Trois hommes entrent et lui lancent un « ça va aller ! » professionnel. Ce sont trois pompiers. Ils s'accroupissent, glissent leurs mains sous son corps, le soulèvent, font rouler une civière tapissée d'une couverture de survie, l'enveloppent en papillote, immobilisent sa tête dans une minerve et l'emportent.


Les pièces défilent, Kévin en scrute chaque détail.

Il écoute le bleu-gris du tartre de la douche lui chanter un adieu pathétique. Il déguste le claquement fêlé d'un casier qui se referme comme une bouche et il pense à son sac, à ses clefs, à son portefeuille, abandonnés sur un banc. Une longue zébrure sur le mur du couloir transpire un peu de plâtre. Dans le gymnase, les haltères et les machines suspendent leurs mouvements et le saluent d'un reflet de cuir et de chrome.

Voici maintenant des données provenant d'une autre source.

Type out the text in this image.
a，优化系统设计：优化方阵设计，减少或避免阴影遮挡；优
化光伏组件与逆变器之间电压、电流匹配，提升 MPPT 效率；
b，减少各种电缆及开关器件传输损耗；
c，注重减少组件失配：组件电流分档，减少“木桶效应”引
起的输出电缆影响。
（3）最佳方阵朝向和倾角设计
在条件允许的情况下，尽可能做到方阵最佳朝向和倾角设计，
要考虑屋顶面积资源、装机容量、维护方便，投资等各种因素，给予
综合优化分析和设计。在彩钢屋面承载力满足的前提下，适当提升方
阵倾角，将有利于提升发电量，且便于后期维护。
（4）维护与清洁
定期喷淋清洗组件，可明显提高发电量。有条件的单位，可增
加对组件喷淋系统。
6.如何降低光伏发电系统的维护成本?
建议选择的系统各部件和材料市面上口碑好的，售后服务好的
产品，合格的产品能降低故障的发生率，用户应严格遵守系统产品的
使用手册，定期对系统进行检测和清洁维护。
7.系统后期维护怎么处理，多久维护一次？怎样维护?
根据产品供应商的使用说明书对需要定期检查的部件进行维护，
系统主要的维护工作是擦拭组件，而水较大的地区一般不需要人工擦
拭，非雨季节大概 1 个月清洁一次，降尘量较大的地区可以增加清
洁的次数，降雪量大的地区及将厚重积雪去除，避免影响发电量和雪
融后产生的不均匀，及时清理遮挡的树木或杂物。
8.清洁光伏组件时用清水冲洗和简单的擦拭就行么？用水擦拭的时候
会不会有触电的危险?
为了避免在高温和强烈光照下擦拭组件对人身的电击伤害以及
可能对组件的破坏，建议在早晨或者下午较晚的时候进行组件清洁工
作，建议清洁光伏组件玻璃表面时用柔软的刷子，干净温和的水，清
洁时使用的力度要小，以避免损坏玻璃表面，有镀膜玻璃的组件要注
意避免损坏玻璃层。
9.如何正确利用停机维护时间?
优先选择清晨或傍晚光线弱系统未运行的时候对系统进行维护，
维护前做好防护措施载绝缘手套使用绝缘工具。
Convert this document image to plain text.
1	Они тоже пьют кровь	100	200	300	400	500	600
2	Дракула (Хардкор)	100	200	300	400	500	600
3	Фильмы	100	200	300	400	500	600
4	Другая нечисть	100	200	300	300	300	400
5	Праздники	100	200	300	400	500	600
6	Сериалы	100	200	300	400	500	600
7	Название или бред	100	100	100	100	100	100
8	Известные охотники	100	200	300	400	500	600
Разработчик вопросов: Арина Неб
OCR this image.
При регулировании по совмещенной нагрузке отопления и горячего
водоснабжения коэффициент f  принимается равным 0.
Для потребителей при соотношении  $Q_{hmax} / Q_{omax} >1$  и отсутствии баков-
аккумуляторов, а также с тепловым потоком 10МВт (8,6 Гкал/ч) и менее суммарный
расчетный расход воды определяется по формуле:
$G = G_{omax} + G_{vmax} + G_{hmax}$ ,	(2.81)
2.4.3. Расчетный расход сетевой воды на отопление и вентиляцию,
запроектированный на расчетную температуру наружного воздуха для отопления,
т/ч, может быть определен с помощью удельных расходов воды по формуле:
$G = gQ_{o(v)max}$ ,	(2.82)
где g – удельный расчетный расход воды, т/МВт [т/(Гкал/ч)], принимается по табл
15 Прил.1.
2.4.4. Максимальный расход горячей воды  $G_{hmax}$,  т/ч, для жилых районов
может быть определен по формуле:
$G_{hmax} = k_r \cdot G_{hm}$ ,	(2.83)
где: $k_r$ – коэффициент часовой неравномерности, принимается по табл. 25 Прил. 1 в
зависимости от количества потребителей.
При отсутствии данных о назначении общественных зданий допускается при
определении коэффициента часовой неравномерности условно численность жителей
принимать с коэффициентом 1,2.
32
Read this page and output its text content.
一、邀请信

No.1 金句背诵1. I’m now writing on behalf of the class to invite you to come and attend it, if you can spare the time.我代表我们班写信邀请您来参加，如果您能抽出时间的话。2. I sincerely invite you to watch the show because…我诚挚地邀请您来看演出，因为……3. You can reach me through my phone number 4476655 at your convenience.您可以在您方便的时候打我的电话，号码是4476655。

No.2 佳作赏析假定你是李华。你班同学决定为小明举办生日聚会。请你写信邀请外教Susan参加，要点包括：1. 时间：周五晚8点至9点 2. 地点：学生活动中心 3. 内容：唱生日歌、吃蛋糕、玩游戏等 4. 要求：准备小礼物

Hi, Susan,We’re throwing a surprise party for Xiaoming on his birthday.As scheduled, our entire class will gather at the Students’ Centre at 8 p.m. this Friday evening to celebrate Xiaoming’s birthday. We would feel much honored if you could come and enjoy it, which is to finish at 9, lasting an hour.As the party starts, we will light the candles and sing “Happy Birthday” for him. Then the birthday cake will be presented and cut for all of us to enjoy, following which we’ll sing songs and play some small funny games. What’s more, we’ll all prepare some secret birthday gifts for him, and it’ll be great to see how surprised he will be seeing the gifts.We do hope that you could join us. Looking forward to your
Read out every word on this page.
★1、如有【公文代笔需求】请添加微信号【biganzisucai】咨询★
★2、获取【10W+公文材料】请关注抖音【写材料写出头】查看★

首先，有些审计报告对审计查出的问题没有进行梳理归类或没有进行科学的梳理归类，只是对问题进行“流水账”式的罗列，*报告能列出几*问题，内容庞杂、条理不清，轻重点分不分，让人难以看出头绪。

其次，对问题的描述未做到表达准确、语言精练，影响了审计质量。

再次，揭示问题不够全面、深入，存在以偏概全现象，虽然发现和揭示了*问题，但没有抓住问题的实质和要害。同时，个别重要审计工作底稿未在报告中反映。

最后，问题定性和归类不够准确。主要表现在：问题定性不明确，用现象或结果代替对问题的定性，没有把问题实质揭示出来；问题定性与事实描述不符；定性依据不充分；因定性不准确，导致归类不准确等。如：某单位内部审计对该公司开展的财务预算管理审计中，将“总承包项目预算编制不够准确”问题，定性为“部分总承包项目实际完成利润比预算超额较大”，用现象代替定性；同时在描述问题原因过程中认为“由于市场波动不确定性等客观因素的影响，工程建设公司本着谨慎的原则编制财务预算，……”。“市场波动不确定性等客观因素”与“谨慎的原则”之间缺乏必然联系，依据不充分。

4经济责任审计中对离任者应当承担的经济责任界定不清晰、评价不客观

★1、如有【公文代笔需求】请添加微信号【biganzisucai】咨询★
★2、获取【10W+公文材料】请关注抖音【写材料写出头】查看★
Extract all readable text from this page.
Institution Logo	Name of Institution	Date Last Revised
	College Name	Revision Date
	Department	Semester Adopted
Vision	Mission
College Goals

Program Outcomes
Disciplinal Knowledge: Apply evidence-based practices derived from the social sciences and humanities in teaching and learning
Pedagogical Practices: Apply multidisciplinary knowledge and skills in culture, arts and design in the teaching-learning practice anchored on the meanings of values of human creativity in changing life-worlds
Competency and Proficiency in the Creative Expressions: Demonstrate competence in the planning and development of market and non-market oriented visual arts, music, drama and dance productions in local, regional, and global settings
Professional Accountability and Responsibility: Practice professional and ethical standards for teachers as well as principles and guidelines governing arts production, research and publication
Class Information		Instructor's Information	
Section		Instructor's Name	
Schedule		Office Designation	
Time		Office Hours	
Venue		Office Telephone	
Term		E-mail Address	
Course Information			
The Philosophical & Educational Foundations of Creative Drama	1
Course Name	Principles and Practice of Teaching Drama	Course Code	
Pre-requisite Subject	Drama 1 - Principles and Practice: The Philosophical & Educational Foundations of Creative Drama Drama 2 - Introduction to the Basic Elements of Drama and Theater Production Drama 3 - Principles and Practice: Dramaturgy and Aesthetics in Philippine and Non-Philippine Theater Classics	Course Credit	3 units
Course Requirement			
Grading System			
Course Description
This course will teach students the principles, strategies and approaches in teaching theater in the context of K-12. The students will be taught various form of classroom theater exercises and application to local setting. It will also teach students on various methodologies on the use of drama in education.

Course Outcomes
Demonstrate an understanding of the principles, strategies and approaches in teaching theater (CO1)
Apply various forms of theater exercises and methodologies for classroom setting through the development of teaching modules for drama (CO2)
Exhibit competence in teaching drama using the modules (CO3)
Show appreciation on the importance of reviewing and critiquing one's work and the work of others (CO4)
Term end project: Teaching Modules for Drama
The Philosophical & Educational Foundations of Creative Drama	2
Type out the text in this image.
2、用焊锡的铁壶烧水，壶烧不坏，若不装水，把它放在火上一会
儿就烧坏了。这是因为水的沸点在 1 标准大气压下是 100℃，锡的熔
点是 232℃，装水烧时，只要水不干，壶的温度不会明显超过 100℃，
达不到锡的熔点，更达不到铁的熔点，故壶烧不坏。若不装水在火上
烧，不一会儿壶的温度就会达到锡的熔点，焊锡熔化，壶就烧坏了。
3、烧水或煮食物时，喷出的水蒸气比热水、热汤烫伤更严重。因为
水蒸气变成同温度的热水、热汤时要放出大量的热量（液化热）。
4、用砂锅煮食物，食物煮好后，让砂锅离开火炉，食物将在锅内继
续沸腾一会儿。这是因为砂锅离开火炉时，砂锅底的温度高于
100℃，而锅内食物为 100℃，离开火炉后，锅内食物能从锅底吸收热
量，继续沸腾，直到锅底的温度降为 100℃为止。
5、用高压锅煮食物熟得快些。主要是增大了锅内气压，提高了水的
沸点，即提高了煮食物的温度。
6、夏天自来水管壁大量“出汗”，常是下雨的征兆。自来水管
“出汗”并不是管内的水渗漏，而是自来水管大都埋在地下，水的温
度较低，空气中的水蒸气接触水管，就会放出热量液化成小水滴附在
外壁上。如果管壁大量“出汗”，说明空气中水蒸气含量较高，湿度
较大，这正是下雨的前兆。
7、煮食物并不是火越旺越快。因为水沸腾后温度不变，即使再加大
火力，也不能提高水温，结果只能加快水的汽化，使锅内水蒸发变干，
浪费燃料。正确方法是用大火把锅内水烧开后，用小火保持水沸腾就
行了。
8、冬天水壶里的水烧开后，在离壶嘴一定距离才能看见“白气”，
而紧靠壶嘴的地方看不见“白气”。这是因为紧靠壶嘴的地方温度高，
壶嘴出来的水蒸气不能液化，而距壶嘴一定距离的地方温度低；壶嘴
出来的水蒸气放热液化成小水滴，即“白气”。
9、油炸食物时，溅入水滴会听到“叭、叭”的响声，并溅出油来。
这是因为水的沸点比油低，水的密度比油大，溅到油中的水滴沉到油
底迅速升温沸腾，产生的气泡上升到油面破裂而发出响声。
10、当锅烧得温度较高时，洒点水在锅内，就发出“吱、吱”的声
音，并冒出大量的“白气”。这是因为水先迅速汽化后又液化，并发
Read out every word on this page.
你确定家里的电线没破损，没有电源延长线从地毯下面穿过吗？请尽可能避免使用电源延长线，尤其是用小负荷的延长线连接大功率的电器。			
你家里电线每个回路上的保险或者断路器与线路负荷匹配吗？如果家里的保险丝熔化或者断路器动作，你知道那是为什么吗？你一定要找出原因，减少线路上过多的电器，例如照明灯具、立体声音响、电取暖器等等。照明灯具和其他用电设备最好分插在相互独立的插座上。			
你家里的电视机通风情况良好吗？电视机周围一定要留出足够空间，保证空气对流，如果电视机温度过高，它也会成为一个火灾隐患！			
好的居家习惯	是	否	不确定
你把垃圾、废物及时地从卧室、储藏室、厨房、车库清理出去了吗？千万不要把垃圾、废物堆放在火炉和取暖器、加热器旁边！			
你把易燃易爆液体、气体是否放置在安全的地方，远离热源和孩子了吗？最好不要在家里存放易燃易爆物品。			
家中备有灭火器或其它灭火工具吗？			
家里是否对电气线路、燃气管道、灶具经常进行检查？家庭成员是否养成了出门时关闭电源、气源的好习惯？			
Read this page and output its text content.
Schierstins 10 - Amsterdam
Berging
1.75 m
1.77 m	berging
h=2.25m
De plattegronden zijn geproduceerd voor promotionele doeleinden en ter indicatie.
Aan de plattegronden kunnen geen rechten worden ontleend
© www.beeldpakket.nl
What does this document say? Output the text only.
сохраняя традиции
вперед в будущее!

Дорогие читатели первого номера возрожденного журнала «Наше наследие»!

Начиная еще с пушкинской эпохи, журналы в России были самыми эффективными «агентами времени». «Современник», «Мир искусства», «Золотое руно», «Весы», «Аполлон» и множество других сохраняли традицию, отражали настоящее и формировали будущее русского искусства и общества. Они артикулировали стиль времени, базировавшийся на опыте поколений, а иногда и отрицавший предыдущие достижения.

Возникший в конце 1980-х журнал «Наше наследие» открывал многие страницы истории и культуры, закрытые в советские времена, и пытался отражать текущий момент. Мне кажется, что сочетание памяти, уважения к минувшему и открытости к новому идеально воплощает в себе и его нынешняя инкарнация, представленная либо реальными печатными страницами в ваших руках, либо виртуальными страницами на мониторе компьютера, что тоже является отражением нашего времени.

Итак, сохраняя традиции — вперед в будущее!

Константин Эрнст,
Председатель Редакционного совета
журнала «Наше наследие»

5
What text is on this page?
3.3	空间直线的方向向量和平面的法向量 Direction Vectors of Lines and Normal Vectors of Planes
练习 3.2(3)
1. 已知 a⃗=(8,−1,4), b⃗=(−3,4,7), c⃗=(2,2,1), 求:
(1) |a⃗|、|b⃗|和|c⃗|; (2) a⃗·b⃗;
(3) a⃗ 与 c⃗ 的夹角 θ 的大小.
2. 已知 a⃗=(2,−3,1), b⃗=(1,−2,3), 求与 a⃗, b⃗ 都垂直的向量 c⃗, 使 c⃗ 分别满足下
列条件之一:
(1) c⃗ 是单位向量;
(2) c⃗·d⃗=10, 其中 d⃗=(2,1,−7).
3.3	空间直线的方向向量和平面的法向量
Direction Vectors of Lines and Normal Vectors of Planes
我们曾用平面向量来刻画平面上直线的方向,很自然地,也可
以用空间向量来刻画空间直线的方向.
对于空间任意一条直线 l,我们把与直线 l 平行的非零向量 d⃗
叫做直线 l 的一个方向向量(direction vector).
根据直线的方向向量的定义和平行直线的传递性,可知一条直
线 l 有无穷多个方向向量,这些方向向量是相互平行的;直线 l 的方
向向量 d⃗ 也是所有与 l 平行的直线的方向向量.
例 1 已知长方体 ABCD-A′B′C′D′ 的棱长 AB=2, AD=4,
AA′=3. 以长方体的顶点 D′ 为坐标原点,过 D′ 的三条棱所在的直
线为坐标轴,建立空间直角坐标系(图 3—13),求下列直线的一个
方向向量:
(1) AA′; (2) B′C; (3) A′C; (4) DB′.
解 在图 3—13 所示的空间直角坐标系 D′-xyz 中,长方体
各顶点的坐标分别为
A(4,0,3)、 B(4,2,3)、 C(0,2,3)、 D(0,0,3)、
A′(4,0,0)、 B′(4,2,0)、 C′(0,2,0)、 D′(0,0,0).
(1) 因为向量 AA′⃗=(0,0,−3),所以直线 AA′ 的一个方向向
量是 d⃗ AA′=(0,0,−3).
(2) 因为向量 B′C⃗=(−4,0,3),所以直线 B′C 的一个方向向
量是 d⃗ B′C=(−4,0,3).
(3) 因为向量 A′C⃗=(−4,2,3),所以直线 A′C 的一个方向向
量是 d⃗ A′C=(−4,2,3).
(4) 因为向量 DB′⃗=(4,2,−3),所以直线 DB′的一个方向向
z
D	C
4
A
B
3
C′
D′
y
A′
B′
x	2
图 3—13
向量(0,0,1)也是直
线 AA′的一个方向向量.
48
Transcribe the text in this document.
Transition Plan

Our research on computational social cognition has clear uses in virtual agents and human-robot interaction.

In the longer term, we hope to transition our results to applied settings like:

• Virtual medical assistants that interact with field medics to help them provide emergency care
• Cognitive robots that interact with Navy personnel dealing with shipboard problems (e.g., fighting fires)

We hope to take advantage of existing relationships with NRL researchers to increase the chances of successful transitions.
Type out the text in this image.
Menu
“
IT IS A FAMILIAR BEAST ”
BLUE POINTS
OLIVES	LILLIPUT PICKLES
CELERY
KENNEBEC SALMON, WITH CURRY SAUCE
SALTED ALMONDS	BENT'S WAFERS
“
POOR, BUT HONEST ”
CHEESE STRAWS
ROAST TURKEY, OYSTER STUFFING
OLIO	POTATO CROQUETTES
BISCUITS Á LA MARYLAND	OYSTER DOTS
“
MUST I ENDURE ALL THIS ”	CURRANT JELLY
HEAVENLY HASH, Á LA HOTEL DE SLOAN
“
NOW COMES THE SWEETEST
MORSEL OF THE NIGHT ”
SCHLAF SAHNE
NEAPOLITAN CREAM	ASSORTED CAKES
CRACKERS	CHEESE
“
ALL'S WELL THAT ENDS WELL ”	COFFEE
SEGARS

Sur le parking, les roues de la civière se mettent à trépider une musique en plastique et gravier. Il est tard, le soleil s'est couché depuis longtemps. Il ne reste plus qu'une odeur chaude et toxique de goudron, à la couleur fondue. L'obscurité se tord en pirouettes bleues sur la façade du bâtiment, c'est l'accueil du gyrophare. On engouffre la civière dans la gueule du fourgon qui déambule son haleine de désinfectant. Le charriot de la civière proteste un cri télescopique lorsqu'on replie ses pieds et les suspensions du camion expectorent une plainte fatiguée sous le poids de Kévin et des trois pompiers.

On claque les portes du camion, la sirène se mettent à hurler les deux notes de l'urgence.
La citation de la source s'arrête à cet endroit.